Saarbrücken. Die Nachfrage nach Blutkonserven wird immer größer, während die Zahl der Spender zurückgeht. Deshalb fordert die Aktionsgemeinschaft „Gleichstellungspolitik“ in der FDP Saar, dass künftig auch Homosexuelle Blut spenden dürfen. Bislang sind Schwule von der Blutspende ausgeschlossen, Lesben dürfen hingegen spenden. „Man wirft Homosexuelle mit Prostituierten und Drogenabhängigen in einen Topf, indem man sie als Risikogruppe einordnet“, sagt Edgar Spengler, Sprecher der Aktionsgemeinschaft.

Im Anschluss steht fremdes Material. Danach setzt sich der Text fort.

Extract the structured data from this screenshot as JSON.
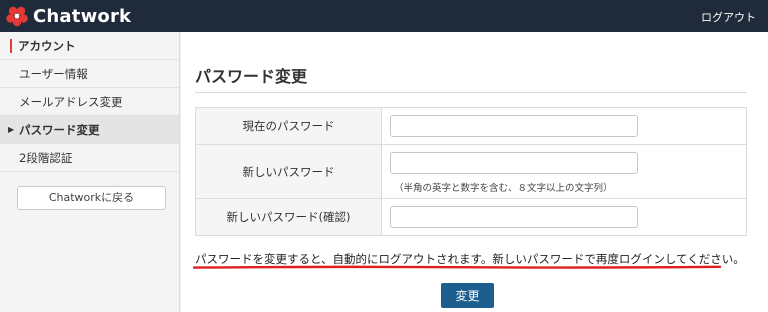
{
  "app": {
    "name": "Chatwork"
  },
  "header": {
    "logout_label": "ログアウト"
  },
  "sidebar": {
    "section_title": "アカウント",
    "items": [
      {
        "label": "ユーザー情報",
        "active": false
      },
      {
        "label": "メールアドレス変更",
        "active": false
      },
      {
        "label": "パスワード変更",
        "active": true
      },
      {
        "label": "2段階認証",
        "active": false
      }
    ],
    "back_button": "Chatworkに戻る"
  },
  "main": {
    "title": "パスワード変更",
    "fields": [
      {
        "label": "現在のパスワード",
        "value": ""
      },
      {
        "label": "新しいパスワード",
        "value": "",
        "hint": "（半角の英字と数字を含む、８文字以上の文字列）"
      },
      {
        "label": "新しいパスワード(確認)",
        "value": ""
      }
    ],
    "notice": "パスワードを変更すると、自動的にログアウトされます。新しいパスワードで再度ログインしてください。",
    "submit_label": "変更"
  },
  "colors": {
    "header_bg": "#1f2a3a",
    "logo_accent": "#e53935",
    "button_primary": "#1c5f8f",
    "underline_annotation": "#e02020"
  }
}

Saarländisches Gesundheitsministerium verteidigt  Regelung

Das Paul-Ehrlich-Institut, das zum Bundesgesundheitsministerium gehört, hat diese bundesweit geltende Richtlinie für die Blutspende zusammen mit der Bundesärztekammer aufgestellt. Das saarländische Gesundheitsministerium verteidigt die Regelung. „Bei dem Ausschluss von homosexuellen Männern aus der Blutspende geht es nicht um Diskriminierung, sondern um ein statistisch erhöhtes Risiko, dass diese Gruppe mit Aids infiziert ist“, sagt Gesundheitsstaatssekretär Sebastian Pini (FDP).

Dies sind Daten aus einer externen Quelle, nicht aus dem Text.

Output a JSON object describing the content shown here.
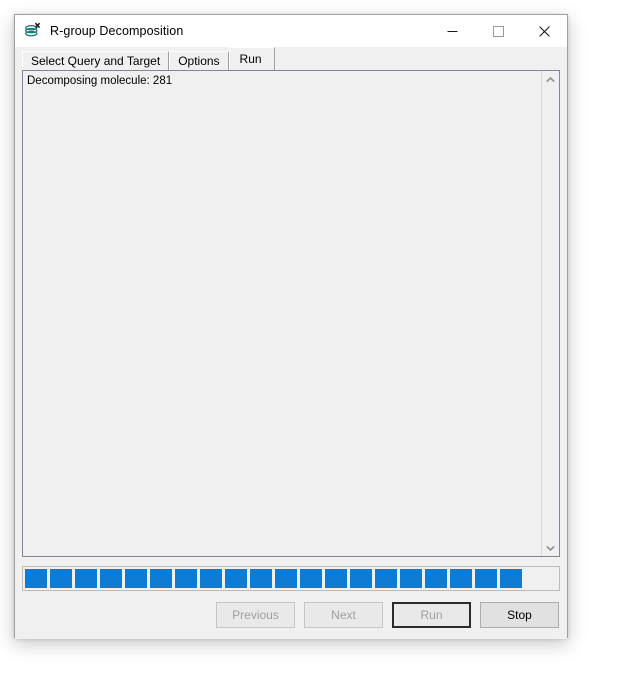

Zwar wird jede Blutkonserve auf eine HIV- und Hepatitis-Infektion geprüft, es gibt aber eine diagnostische Lücke. „Wenn sich ein Spender innerhalb der letzten zehn Tage mit HIV infiziert hat, dann ist nicht zu 100 Prozent garantiert, dass das bei der Überprüfung festgestellt wird“, erklärt Christoph Ernwein, Sprecher des Blutspendedienstes des DRK für Rheinland-Pfalz und das Saarland. Trotz dieser Lücke sei in den letzten Jahren nie eine mit HIV oder Hepatitis infizierte Blutkonserve benutzt worden.

38 990 Blutspenden im vergangenen Jahr bei Saar-DRK

Ganz nachvollziehen kann Ernwein die Regelung nicht. „Wenn es immer weniger Blutkonserven gibt, sollte man schon überlegen, ob man diese Gruppe nicht freigibt“, sagt er. 38 990 Blutspenden gab es im vergangenen Jahr im Saarland beim DRK, rund 60 000 Konserven wurden von den Krankenhäusern im Land beim DRK angefordert. Die saarländischen Spender können also noch nicht einmal den Bedarf des eigenen Landes abdecken. Jede zweite Blutkonserve gehe in die Krebstherapie, sagt Ernwein.

Wirklich nachprüfen, ob ein Spender homosexuell ist, können die Spendedienste nicht. „Wir vertrauen auf die Ehrlichkeit der Menschen“, so Ernwein. Vor der Spende müssen die Freiwilligen einen Fragebogen ausfüllen und beispielsweise angeben, ob sie homosexuell sind oder schon als Sextourist unterwegs waren.